An ambassador for the World Cup in Qatar has described homosexuality as “damage in the mind”.
Two weeks before the football tournament begins in the Gulf state, former Qatari footballer Khalid Salman told a German public broadcaster being gay is “haram”, or forbidden in Arabic.
In excerpts of the television interview shown on ZDF’s news programme Heute Journal, Mr Salman said he has a problem with children seeing gay people.
Mr Salman went on to say homosexuality “is spiritual harm”.
“During the World Cup, many things will come here to the country. Let’s talk about gays,” Mr Salman said in English, which was simultaneously dubbed into German in the TV segment.
“The most important thing is, everybody will accept that they come here. But they will have to accept our rules,” he added.
When asked why it was haram, Mr Salman said: “I am not a strict Muslim but why is it haram? Because it is damage in the mind.”
Interview cut short
The interview was immediately cut short by a press officer of the World Cup organising committee after Mr Salman described being gay as “damage in the mind”, ZDF reported.

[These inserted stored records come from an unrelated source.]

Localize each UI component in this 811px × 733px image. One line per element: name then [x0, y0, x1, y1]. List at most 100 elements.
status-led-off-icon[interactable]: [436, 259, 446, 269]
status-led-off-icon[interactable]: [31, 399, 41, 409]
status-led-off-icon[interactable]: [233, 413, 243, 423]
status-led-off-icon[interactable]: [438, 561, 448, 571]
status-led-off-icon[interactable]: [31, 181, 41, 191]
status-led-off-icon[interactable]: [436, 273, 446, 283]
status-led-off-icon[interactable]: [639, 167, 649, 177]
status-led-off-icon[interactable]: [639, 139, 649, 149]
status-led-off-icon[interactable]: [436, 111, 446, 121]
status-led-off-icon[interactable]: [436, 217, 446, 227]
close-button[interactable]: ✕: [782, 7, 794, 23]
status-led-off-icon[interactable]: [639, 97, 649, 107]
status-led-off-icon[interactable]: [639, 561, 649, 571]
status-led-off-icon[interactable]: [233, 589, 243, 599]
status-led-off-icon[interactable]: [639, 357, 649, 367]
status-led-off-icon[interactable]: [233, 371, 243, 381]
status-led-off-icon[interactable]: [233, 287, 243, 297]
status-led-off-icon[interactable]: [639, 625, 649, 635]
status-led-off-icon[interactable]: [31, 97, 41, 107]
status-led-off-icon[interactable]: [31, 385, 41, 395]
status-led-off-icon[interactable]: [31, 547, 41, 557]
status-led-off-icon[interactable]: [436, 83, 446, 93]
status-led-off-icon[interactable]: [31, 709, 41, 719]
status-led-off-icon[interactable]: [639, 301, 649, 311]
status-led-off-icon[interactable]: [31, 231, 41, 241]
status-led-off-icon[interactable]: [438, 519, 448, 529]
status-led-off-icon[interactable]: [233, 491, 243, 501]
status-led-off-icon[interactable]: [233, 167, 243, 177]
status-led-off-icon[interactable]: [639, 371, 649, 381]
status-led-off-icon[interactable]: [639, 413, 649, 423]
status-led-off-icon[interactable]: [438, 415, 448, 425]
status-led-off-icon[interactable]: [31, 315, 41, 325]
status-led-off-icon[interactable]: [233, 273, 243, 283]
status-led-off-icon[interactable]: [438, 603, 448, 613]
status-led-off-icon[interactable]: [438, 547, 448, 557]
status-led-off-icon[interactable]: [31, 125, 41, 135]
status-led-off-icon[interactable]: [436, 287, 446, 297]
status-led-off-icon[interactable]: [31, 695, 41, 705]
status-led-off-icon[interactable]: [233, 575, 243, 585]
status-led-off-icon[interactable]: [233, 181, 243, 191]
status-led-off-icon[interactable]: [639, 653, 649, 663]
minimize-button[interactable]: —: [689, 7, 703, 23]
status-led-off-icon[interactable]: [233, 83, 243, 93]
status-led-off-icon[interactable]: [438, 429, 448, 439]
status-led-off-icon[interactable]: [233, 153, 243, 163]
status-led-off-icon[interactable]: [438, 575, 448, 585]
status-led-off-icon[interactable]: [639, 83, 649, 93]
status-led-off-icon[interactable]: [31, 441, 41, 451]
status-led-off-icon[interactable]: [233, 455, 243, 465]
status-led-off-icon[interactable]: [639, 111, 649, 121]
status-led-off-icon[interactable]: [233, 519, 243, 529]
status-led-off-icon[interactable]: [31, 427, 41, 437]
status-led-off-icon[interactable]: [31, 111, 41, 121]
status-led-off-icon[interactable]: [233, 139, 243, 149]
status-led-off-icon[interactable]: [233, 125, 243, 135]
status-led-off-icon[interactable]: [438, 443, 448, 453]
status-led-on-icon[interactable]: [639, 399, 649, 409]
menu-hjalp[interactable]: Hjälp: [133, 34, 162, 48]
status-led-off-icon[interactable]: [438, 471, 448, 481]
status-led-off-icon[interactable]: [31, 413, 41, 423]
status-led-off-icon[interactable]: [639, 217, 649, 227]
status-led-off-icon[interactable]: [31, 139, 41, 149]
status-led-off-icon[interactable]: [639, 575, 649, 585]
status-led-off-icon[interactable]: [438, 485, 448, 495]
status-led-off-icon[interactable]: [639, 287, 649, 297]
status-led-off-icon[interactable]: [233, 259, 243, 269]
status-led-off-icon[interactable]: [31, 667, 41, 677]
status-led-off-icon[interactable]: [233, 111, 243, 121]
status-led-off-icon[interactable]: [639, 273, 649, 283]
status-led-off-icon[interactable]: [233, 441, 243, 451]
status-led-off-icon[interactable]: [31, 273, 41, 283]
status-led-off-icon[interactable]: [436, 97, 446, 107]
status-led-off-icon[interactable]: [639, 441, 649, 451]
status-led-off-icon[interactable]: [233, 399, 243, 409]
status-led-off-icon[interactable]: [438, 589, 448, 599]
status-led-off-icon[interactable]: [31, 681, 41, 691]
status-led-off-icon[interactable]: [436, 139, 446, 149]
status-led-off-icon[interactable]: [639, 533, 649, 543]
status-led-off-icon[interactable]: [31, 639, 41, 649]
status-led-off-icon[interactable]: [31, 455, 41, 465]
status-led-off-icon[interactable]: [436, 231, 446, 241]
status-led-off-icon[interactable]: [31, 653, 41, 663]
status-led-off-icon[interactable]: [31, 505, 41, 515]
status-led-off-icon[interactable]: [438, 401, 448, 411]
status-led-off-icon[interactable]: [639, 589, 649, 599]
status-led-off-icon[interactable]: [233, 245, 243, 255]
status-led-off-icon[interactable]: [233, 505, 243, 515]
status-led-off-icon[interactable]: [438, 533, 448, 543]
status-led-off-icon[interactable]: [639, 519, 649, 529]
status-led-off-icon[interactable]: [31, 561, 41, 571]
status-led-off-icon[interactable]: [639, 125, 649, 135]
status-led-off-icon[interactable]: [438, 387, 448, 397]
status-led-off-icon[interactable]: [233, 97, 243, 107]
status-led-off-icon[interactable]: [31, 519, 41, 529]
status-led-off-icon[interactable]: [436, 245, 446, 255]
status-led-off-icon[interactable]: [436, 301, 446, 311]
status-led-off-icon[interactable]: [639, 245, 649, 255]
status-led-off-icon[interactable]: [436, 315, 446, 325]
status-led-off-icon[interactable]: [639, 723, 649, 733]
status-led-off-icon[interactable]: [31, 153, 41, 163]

Around 1.2 million international visitors are expected in Qatar for the month-long tournament, which has been criticised ever since the gas-rich emirate was selected as host by Fifa in December 2010.
There have been concerns about the conservative country’s treatment of homosexuals living in the country as well as LGBTQ tourists attending the World Cup.
World Cup organisers did not immediately respond to Sky News’ request for comment.
Labour’s shadow sports minister Jeff Smith said the onus was now on the World Cup organisers to condemn the comments.
“They need to say this person doesn’t represent us, doesn’t represent the ethos and the manner in which the World Cup is meant to be run, and say LGBT people, along with all other people, are welcome,” he told BBC Radio 4’s World at One.
Robbie de Santos from LGBT group Stonewall said he was surprised but not shocked by the views.
“It is shocking to hear such comments in the run up to what should be an absolutely joyous, inclusive, global celebration. Such a divisive comment is just really, really hard to hear,” he said.
“I think that the tournament is going to happen, people are going to watch it, but it is going to be really uneasy for so many people to watch a tournament which has just been mired in so much controversy.”
Calls for boycott
There have been calls for people to boycott the World Cup due to Qatar’s stance on gay rights.
Opposition leader Sir Keir Starmer has said he and his Labour colleagues will not attend.
Foreign Secretary James Cleverly was accused of being “shockingly tone-deaf” last month after he urged LGBT football fans to be “respectful” of Qatar if they visit the country for the World Cup.
The Gulf state’s foreign minister told Sky News those criticising the tournament are “arrogant”.
“Preaching from a distance is not a solution,” said Sheikh Mohammed bin Abdulrahman al Thani.
“Calling to boycott the World Cup, or those who are not coming to the World Cup, it’s their decision at the end of the day, but why deprive the people and the public from attending and enjoying the World Cup.”
LGBT Qataris arrested and abused, rights group claims
It comes after a Human Rights Watch (HRW) report claimed security forces in Qatar have been arbitrarily arresting and abusing LGBT Qataris recently.
HRW said it had interviewed six LGBT Qataris, including four transgender women, one bisexual woman and one gay man, who reported being detained between 2019 and 2022.
They said they had been detained without charge in an underground prison in Doha and subjected to verbal and physical abuse, including kicking and punching.
One individual said they were held for two months in solitary confinement.